Here, the point of this data structure is to maximize disk utility when performing operations that only require a vertex's local neighborhood. Since the entire graph cannot fit in memory and random disk access is VERY expensive, we want to organize the graph into these intervals, so disk access pattern is more predictable (contiguous).

One other interesting thing is how this approach compares in terms of performance and complexity of that of using distributed systems. Sure, failure tolerance and consistency is a pain in the ass for the developer who writes the framework, but the end user won't feel much difference (since using DS underneath a language like Ligra would actually be a reasonable implementation, I think). Also, as we saw with web servers, hitting disk is worse then hitting network and accessing a in-memory cache. Anyone else have an opinion?


@uhkiv, I agree a DS approach is likely better suited for this type of computation.
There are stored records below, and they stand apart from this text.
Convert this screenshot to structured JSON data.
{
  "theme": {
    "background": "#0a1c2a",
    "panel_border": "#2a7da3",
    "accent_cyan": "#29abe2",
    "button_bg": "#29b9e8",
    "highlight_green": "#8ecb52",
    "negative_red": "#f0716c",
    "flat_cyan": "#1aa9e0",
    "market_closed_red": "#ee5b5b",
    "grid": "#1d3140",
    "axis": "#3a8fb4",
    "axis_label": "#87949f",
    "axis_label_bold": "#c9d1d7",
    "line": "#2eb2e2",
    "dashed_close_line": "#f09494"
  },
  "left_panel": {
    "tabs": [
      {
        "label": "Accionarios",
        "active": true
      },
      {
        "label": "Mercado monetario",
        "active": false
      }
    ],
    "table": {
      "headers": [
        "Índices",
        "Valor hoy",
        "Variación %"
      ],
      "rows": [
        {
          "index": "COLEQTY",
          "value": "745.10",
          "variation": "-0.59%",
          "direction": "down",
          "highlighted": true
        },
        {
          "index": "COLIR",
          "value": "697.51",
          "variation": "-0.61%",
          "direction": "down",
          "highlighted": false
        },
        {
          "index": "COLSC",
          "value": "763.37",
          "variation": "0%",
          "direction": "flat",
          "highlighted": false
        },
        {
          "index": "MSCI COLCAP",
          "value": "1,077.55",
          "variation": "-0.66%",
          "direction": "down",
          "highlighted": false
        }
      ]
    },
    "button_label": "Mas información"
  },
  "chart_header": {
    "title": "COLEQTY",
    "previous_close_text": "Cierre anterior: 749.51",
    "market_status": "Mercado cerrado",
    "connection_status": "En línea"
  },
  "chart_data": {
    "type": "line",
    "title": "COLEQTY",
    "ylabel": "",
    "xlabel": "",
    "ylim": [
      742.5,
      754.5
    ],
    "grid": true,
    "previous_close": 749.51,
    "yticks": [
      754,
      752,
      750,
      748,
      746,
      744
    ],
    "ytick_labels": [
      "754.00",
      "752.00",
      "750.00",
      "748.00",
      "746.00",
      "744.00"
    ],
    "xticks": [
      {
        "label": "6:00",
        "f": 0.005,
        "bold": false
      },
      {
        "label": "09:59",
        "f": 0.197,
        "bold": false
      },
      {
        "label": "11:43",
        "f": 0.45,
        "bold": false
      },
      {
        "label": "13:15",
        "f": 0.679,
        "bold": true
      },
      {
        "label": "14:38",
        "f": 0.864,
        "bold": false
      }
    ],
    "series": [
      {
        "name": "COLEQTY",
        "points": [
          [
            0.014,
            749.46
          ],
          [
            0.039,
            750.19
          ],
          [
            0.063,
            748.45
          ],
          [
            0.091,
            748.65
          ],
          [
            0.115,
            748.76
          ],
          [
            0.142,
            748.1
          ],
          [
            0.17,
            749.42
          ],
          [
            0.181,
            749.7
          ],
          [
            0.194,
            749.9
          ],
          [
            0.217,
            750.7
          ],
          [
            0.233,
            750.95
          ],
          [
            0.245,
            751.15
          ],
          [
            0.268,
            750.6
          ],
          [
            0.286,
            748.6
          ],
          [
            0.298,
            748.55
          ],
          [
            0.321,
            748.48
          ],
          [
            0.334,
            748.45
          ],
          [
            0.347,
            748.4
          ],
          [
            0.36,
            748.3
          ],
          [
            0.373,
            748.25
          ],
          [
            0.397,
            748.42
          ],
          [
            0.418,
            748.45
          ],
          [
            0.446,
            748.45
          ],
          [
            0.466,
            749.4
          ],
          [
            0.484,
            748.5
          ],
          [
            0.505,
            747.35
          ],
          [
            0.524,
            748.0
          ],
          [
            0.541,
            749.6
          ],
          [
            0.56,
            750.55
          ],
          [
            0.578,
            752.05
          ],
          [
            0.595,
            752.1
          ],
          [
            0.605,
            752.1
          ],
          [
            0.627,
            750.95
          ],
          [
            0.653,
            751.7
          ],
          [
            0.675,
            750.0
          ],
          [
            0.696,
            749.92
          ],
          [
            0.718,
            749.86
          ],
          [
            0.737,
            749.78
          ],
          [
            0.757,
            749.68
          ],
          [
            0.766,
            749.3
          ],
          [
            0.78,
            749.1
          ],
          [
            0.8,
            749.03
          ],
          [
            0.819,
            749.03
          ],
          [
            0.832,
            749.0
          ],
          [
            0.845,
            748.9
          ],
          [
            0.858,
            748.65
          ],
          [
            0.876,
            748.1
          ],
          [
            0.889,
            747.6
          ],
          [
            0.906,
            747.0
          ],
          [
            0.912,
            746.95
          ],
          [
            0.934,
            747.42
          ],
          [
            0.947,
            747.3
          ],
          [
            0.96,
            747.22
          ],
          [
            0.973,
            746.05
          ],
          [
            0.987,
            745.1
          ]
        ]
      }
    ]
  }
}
It seems like the problem is almost entirely memory bound, which network latencies can easily trump disk latencies on. But as was stated in an earlier slide, the motivation behind this approach was because clustering machines is difficult/expensive.


Are there cases where the structure of the graph leads to sharding with very uneven shard sizes, diminishing the benefits of this technique?


Well from this article, it discusses how finding an ideal distribution of a graph onto many different memory banks is a difficult task and how different distributions of the same data can vastly change the communication overhead of computations on the graph:



Is it possible to sort edges by value (or some key in general)? Does sort by source vertex id have other impacts? One thing I can think of is that destination vertices can be loaded faster but that does not seem to apply to sparse graph.


I think that it is important to note that the ssd and hard drive data have different scales for the Y-axis. Otherwise it looks like that the hard drive is faster than the SSD, but the SSD is actually about twice as fast as the hard drive.